Yes! And going back up to his mention of journalism at the top…. most news coverage is as guilty as any of these other culprits of trying to cram people into boxes that aren’t made to fit them. As I’ve said many times, too many journalists write about politics the way they would about sports: There are only two teams, and you have to subscribe to one or the other — Democrat or Republican, left or right, black or white. And one is always winning, which means the other is losing — you’re up or you’re down.
Which I hate. One of my motives for blogging is the same as my aims when I was editorial page editor: to provide a forum where we could talk about the world and public policy in different, fairer, less polarized and more accurate terms. The truth is that almost nothing about human affairs is black or white. And I’ve always wanted to provide a forum where that aspect of truth could reign, and lead to more productive conversations.
In this column, Brooks is talking about the same thing I’m talking about when I say “people are people.” Which sounds vaguely stupid, I know, but I mean they’re not just “liberals” or “conservatives” or members of this team or that team, or predictable because of some demographic accident — they’re complicated.
And I think the only way we can write and talk about people and public affairs is to acknowledge that complexity at all times — to get past the black and white and not only deal with the gray, but with the full range of color and combinations of colors.

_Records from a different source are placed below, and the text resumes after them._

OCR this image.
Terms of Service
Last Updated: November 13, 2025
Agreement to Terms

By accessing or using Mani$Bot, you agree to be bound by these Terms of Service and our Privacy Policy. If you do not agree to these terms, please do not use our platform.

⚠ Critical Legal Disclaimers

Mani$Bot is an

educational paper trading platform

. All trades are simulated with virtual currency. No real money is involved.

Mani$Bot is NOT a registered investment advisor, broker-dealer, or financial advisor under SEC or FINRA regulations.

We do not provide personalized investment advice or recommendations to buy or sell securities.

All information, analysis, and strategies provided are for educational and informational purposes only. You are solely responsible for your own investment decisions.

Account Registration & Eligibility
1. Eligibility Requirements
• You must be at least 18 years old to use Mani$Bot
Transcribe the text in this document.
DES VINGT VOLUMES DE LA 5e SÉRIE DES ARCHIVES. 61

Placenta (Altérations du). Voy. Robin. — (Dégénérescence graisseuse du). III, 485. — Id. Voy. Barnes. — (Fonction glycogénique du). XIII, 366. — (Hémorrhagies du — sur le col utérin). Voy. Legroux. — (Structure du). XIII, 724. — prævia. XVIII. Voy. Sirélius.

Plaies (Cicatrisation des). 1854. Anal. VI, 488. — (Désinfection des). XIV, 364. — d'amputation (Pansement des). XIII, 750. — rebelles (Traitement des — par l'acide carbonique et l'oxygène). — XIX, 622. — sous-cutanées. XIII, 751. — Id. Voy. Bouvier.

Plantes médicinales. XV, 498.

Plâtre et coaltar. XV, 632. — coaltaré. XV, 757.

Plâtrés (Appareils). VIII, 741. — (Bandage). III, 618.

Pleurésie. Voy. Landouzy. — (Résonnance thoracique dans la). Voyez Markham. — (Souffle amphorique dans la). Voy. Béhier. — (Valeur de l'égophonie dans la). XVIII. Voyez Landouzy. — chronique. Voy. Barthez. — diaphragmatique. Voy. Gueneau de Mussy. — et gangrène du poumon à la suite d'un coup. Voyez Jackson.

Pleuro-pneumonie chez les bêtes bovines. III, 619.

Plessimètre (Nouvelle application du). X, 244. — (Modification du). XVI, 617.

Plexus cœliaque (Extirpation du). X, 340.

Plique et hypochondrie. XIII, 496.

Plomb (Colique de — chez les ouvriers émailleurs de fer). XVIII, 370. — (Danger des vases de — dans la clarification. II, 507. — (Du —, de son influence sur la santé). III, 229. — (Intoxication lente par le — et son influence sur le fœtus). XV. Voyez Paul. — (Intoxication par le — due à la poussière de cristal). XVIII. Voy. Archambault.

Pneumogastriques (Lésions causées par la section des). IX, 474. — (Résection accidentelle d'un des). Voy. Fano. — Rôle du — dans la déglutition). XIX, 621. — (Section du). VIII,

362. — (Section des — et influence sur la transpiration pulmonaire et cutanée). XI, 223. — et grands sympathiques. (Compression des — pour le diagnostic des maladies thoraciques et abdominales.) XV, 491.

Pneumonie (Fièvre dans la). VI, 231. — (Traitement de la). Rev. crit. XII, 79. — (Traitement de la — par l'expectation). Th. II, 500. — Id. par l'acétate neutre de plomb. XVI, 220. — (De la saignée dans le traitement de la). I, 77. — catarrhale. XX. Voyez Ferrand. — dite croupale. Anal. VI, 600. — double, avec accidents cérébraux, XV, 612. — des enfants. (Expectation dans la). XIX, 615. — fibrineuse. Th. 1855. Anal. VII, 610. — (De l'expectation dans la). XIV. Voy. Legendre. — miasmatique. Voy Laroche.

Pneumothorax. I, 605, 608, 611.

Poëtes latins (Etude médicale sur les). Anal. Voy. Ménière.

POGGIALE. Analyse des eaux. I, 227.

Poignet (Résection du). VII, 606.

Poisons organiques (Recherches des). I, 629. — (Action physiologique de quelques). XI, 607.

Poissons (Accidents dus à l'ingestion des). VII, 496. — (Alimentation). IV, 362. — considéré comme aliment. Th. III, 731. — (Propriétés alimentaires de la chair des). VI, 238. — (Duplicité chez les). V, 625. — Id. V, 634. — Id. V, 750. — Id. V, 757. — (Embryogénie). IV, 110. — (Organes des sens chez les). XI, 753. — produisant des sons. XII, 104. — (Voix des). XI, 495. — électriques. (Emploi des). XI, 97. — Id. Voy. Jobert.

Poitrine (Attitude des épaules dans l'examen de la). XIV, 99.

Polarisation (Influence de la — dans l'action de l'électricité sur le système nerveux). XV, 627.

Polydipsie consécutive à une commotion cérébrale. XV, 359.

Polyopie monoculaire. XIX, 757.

Anyway, you should read the full column. It’s full of good bits on the meaning of life and other things that are hard to squeeze into so few words. It’s so good I suspect the Brooks haters have been out in force trying to tear it apart over the past week. I’ll close with the ending:
The big point is that today’s social fragmentation didn’t spring from shallow roots. It sprang from worldviews that amputated people from their own depths and divided them into simplistic, flattened identities. That has to change. As Charles Péguy said, “The revolution is moral or not at all.”